Their continued service reflects their dedication to their patients and communities and the value of their institutional knowledge and expertise.
With nearly one in four practicing physicians over the age of 65, institutions are offering more support for LCPs, including screening programs for potential age-related concerns that may affect patient care.
These policies, however, naturally raise questions of fairness, respect and acceptance among physicians.
“Health systems have taken a risk because these policies create controversy and require buy-in from medical staff. Older physicians have to accept more oversight, which some might naturally resist,” said Dr. Andrew White, professor (General Internal Medicine) an author on a Nov. 5, 2025 paper assessing institutional policies related to late-career physicians.
Further research, published today in the New England Journal of Medicine, expands on these concerns and reinforces the importance of fair, thoughtful approaches to LCP screening for supporting both patient safety and physician dignity.
Co-authored by White and Dr. Thomas Gallagher, professor (General Internal Medicine), the article outlines principles that support equitable LCP policies.
Ensuring fairness
The authors highlight that procedural fairness is central to an effective LCP program.
Their assessment the few institutions with mandatory late-career screening programs found that most lack basic fairness protections for doctors, potentially limiting their engagement with these programs.
The authors have identified several elements that help create processes physicians view as legitimate, respectful, and trustworthy.

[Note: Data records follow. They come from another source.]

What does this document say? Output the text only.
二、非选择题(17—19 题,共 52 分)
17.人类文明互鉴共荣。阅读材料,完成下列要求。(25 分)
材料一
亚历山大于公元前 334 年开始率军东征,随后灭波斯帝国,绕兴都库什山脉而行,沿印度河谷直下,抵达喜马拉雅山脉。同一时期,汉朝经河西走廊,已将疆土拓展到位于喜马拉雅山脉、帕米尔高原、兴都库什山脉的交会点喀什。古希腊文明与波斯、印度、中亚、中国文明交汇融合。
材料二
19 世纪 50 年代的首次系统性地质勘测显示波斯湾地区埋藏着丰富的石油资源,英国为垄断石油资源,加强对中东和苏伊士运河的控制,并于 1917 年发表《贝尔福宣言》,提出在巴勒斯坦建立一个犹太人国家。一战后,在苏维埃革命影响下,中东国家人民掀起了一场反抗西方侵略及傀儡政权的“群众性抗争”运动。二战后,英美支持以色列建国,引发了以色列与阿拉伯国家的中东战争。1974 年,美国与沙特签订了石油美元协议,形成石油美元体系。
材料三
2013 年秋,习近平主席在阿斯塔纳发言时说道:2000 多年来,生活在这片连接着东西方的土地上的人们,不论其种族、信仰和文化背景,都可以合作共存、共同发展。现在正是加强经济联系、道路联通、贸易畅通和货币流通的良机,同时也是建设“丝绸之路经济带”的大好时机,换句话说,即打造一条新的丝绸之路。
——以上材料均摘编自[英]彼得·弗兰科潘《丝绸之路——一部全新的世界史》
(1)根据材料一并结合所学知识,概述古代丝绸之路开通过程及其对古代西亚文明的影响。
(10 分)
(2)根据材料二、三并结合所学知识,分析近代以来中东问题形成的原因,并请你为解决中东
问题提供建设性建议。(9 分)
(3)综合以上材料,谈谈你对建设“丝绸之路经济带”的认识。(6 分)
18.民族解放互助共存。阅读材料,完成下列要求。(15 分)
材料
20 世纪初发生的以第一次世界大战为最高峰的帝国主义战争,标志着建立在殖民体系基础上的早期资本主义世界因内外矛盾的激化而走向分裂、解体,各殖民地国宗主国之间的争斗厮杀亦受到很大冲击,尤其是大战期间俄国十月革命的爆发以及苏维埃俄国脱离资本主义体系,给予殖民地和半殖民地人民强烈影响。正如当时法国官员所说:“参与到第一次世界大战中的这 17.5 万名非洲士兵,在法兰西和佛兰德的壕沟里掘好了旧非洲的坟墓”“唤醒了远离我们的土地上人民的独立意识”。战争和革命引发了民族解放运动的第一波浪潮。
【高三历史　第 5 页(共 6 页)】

“Thinking carefully about ensuring these programs are fair to physicians is not only kind and considerate to those on the medical staff, it is integral to physicians being more likely to accept and participate in LCP initiatives, which in turn can enhance patient safety,” Gallagher said.
Give physicians a voice
Physicians should be engaged early and often in shaping LCP policies. Clear communication about why a policy is needed, paired with opportunities for physicians to share concerns and suggestions, helps build understanding and trust. This input is especially important for informing program design, such as determining age thresholds, selecting screening tools, and outlining next steps when concerns arise.
Universality
Policies applied consistently to all physicians according to a set age threshold were preferred over those triggered by subjective concerns. Researchers point to literature suggesting beginning screening around age 70 for clinicians in all specialties.
Minimize burden
Screening processes should be simple, accessible, and focused only on what is relevant to safe practice. Assessments should be accurate, consistent, and clearly anchored to baseline expectations for clinical capability. When concerns arise, institutions should consider individual circumstances and provide reasonable accommodations. Any actions taken should be as non‑intrusive as possible.
Safeguards
LCP programs must protect physician privacy and include clear avenues for appeals, legal representation, and second opinions. Transparent protections help ensure that physicians feel supported, instead of singled out.
Preserving dignity
Late‑career physicians are an asset to care teams and the learning environment because of their deep experience, clinical judgement and perspective. As institutions design and refine LCP policies, it is essential that these policies reflect appreciation and respect for the value older physicians bring.
Fair, compassionate LCP programs do more than protect patient safety, they reinforce a culture of continuous learning, support physicians across all stages of their careers, and promote thoughtful transitions when needed. When implemented with humility and care, these programs help ensure that late‑career physicians can continue to practice with confidence while maintaining patient care.
The study’s authors were from the Harvard Medical School Center for Bioethics; Intermountain Health; the Law School and the Department of Health Policy at Stanford University; and the schools of medicine and public health at the University of Washington.